HEALTH bosses in East Lancashire admitted new guidance on smoking outside hospitals will be ‘difficult to enforce’.

Yesterday, the National Institute for Health and Care Excellence told hospitals to stop turning a ‘blind eye’ to smoking and to ban it on their premises.

The Lancashire Telegraph highlighted the issue in August, as smokers often gather outside the doors of Royal Blackburn and Burnley General hospitals.

Dad Symon Dickinson, who regularly attends the Blackburn site with his daughter Amelia, criticised East Lancashire Hospitals NHS Trust for allowing the practice to continue, saying they often had to hold their breath at the entrance to avoid inhaling ‘clouds of smoke’.

Lynne Barton, chairman of the trust’s No Smoking Group, said: “As an NHS employer, the trust has a duty to protect our patients from the health hazard that smoking represents and we take this very seriously.

“This guidance is, however, not legislation and therefore clearly difficult to enforce.
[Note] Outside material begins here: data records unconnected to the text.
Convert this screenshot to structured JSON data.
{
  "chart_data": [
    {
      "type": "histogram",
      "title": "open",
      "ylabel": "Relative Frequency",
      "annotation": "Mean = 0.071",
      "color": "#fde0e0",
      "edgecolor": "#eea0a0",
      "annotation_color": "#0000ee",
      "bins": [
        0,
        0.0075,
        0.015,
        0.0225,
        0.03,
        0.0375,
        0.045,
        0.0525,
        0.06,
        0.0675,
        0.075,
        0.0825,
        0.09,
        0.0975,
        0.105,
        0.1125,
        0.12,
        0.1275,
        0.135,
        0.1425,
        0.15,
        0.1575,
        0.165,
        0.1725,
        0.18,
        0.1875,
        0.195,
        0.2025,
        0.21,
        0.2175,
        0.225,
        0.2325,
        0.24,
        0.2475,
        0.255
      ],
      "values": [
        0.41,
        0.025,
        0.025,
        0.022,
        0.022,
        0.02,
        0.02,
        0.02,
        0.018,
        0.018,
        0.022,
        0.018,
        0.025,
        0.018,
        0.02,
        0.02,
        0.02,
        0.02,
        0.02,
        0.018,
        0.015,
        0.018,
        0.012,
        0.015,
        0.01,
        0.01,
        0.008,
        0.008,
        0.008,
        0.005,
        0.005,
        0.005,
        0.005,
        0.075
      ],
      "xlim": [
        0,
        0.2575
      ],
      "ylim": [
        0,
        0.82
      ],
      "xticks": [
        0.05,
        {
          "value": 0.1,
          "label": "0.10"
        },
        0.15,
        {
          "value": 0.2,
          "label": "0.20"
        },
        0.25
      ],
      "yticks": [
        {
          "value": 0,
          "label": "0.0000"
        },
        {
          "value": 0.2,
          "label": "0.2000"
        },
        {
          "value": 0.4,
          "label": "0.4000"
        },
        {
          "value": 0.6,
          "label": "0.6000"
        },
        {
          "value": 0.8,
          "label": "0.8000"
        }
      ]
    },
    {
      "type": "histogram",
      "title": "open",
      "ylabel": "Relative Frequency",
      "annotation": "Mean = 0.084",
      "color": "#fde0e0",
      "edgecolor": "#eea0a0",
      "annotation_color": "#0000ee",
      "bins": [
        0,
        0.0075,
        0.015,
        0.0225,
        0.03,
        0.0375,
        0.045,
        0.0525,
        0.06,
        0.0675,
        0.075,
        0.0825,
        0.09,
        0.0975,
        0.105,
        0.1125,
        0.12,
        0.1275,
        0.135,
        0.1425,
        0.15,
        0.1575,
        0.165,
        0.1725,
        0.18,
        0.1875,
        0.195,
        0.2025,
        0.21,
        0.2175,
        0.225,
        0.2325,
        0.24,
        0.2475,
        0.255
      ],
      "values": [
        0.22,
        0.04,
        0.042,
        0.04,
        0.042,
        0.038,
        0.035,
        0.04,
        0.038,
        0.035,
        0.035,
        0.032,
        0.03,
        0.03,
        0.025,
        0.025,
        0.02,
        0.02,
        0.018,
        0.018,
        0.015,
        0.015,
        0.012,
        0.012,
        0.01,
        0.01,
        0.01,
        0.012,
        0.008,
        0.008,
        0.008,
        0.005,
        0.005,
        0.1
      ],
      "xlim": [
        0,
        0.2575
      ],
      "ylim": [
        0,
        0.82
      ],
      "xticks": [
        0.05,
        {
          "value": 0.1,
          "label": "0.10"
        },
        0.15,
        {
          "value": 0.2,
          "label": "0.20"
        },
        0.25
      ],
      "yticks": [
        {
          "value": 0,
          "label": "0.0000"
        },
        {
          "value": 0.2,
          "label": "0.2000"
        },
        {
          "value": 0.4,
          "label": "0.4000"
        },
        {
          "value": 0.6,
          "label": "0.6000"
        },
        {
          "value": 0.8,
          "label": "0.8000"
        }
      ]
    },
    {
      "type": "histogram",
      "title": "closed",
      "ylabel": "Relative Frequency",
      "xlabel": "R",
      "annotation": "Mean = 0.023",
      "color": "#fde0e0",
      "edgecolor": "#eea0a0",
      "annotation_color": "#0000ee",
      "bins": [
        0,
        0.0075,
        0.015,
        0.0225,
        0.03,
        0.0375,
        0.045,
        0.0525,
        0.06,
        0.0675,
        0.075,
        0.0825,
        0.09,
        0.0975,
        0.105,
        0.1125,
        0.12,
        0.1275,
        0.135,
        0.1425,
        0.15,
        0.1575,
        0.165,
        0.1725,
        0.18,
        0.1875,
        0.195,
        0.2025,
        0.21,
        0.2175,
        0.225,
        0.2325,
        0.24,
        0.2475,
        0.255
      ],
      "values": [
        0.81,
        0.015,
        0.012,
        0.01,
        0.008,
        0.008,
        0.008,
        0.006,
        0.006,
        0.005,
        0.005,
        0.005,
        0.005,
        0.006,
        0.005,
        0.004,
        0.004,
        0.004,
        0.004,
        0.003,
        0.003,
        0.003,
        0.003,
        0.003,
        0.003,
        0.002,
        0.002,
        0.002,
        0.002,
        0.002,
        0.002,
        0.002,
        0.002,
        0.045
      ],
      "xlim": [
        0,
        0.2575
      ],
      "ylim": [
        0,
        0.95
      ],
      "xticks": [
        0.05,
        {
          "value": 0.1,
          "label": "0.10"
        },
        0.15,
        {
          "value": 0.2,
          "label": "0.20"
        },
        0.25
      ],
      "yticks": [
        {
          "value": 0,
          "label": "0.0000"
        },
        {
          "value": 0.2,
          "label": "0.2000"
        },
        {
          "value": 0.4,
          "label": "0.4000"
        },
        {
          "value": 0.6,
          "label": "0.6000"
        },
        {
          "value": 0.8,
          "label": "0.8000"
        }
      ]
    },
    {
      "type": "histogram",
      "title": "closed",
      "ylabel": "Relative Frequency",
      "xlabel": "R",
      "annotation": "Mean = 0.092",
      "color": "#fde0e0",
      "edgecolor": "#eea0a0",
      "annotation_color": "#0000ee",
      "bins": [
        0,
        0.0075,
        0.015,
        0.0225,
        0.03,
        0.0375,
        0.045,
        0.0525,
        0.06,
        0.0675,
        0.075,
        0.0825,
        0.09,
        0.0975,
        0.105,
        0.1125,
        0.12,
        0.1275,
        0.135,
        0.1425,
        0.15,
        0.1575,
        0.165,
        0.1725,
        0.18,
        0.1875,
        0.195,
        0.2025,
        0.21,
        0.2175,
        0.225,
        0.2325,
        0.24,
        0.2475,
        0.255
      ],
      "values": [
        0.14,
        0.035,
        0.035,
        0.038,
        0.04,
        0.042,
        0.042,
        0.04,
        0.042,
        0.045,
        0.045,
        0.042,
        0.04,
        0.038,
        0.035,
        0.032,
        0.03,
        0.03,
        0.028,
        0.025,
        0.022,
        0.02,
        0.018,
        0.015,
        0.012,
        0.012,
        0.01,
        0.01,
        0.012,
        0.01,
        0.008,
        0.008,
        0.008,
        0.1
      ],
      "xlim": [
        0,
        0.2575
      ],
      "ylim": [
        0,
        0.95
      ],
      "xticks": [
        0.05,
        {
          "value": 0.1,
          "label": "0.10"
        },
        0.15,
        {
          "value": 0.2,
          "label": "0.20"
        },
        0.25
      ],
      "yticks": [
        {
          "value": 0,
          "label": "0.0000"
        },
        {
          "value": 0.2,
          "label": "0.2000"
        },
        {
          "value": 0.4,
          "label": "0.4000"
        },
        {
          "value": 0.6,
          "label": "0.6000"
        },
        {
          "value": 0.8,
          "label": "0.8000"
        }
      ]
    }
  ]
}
“We make it clear that smoking outside entrances and on our sites is not acceptable and we continue to work closely with our public health colleagues to address this, but we also need the support of all staff, patients and visitors to ensure they recognise our effort to make our sites smoke-free and comply with this.”

She said smoking shelters had already been removed, with additional no smoking signage installed, as well as audio messages to remind patients and visitors not to smoke on site.

Professor Mike Kelly, director of the centre for public health excellence at Nice, said: “We need to end the terrible spectacle of people on drips in hospital gowns smoking outside the entrances to hospitals.

“It’s clearly absurd that the most lethal set of toxins to the human body are being passively encouraged in hospitals.

“Smoking is the most important health problem facing the NHS.”